Troyes y a cru. Mais en l'espace de deux minutes, le club de l'Aube a vu resurgir les démons de ces quatre dernières journées, synonymes de défaite, donnant l'occasion à Grenoble de revenir dans la course à la troisième place. Face à Gueugnon (2-2), lanterne rouge vaillante face aux grosses cylindrées mais selon toute vraisemblance condamnée, les Troyens ont fait le plus dur en creusant l'écart lors de la première période. Mais au retour des vestiaires, et en seulement deux actions, les Forgerons se sont fait violence pour recoller au score, comme pour s'assurer de descendre avec les honneurs devant son public la semaine prochaine. Troyes, de son côté, n'a toujours pas gagné depuis le 7 mars dernier. Grenoble n'a toutefois pas profité de cette nouvelle contre-performance troyenne. Tenu en échec par des Dijonnais (0-0) qui luttent pour le maintien, le GF38 manque là l'occasion de passer devant son rival et d'avoir son destin entre ses mains.

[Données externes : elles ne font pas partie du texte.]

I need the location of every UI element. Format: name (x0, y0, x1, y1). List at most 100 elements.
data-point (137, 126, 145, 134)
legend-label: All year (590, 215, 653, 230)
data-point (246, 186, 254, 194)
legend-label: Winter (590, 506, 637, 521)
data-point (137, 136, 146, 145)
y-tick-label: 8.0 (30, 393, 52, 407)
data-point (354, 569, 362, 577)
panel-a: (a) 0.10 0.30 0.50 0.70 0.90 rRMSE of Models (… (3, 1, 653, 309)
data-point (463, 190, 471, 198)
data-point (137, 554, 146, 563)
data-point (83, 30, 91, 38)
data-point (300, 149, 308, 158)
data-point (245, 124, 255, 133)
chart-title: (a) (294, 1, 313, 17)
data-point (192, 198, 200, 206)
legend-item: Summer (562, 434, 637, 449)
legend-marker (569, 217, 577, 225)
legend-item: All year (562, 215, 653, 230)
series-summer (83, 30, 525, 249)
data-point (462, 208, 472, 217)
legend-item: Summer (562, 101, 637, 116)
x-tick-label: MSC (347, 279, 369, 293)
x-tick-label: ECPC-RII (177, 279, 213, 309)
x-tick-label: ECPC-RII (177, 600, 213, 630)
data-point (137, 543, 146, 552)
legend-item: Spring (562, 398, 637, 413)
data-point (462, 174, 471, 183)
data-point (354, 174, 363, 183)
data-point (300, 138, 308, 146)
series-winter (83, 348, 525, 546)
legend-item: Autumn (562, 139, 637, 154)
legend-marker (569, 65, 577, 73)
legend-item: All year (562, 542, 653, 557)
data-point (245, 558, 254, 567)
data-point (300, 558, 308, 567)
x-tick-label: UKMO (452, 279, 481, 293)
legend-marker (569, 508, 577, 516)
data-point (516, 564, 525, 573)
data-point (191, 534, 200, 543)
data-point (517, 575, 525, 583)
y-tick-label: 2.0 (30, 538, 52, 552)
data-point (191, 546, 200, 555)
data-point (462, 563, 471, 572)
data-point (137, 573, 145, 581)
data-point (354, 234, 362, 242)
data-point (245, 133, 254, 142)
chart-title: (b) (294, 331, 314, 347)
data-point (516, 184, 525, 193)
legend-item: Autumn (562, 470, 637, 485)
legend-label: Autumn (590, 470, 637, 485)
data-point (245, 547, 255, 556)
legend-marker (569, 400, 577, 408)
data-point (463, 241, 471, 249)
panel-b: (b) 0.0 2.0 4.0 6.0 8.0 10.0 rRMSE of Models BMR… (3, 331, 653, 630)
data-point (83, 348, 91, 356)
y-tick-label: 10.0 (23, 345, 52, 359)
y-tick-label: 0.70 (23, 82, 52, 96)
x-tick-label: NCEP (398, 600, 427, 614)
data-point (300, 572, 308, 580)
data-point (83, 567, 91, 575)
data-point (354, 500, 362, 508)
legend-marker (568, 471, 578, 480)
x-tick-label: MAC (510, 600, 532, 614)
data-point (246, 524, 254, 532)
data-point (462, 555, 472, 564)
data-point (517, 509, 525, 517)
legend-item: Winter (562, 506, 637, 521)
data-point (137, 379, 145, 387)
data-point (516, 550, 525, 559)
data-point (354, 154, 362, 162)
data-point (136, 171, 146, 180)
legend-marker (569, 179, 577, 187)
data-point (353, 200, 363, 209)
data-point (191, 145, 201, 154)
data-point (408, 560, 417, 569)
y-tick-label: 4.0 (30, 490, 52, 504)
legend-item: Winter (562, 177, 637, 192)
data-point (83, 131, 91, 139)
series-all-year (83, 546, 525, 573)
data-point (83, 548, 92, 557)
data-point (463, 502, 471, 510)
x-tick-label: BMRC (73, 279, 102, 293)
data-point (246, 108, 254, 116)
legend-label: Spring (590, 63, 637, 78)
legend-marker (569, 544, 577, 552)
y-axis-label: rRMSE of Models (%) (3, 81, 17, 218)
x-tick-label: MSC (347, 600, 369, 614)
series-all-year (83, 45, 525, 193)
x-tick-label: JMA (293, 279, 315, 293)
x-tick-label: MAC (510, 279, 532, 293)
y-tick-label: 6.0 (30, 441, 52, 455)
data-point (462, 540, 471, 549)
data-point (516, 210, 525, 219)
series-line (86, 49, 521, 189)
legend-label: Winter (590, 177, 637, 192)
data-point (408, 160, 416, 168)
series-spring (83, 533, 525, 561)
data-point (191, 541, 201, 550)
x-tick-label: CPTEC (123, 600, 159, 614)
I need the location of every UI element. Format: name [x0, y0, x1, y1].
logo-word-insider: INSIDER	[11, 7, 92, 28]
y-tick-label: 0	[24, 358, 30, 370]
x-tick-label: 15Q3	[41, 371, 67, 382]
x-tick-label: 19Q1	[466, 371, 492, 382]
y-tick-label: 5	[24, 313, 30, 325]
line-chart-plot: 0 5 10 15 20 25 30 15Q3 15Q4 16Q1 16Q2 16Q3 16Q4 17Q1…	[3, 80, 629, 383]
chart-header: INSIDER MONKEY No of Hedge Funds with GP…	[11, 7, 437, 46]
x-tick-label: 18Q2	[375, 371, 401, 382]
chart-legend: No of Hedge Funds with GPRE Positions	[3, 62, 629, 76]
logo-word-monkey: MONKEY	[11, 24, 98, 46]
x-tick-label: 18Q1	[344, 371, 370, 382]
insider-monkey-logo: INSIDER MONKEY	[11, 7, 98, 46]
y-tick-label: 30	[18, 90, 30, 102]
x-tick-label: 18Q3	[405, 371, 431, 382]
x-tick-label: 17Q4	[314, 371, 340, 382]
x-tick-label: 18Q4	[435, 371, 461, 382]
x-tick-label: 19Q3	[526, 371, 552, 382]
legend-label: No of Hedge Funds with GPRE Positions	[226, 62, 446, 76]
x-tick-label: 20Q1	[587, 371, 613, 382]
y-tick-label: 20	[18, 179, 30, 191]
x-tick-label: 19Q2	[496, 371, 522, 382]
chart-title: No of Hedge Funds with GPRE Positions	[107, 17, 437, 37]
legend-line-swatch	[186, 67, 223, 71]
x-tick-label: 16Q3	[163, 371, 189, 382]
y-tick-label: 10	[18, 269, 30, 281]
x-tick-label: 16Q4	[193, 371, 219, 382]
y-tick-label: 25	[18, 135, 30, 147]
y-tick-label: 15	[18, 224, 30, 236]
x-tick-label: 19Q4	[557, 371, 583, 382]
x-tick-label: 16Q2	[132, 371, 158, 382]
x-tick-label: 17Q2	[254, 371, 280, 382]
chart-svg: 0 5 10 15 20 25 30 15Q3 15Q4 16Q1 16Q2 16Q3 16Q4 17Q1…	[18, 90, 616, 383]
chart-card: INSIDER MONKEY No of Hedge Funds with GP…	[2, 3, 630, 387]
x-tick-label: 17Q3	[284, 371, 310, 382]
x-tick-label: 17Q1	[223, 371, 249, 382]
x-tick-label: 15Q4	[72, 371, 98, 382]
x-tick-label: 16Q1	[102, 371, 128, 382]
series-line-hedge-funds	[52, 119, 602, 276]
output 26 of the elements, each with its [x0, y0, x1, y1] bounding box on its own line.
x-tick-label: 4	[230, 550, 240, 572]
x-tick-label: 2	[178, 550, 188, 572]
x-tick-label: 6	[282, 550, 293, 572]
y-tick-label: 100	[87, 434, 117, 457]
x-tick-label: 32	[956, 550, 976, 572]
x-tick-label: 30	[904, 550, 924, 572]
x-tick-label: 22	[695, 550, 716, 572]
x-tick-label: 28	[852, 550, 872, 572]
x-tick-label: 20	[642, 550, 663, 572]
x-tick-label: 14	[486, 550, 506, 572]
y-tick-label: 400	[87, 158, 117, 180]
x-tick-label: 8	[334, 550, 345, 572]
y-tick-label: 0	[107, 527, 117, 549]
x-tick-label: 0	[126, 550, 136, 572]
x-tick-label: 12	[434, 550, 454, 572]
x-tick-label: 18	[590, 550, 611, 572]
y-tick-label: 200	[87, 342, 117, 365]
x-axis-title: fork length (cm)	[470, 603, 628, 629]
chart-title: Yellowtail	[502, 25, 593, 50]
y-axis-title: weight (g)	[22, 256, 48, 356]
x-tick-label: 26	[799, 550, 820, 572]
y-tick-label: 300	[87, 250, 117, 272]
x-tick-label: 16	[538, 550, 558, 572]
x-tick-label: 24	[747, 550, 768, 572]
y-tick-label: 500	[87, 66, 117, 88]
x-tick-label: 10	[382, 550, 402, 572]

Pour se rassurer, Nantes pourra toujours se dire que Troyes et Grenoble n'ont pas gagné, et que ses chances de retrouver l'élite ne sont pas remises en cause après sa défaite à Ajaccio (1-2). Mais, c'est un fait, Nantes paraît de moins en moins serein à l'entame du sprint final, et l'officialisation de sa montée ne viendra pas assez rapidement. Même si la défaite en Corse n'est que la première depuis le mois de janvier et celle concédée face au Havre (0-1), elle vient rappeler aux Nantais qu'ils ne sont pas encore en Ligue 1. Affichant un état d'esprit irréprochable lorsqu'ils étaient encore leaders, les Jaunes ont semblé se disperser une fois que Le Havre a pris les commandes, et ont parfois fait preuve de suffisance, à l'image de leurs prestations médiocres contre les relégables (matches nuls contre Niort, Libourne et Gueugnon). Face à Ajaccio, alors qu'ils avaient pourtant ouvert la marque par Dossevi, les joueurs de Michel Der Zakarian sont une nouvelle fois tombés dans leurs travers et vont devoir se reprendre dès la semaine prochaine face à Boulogne.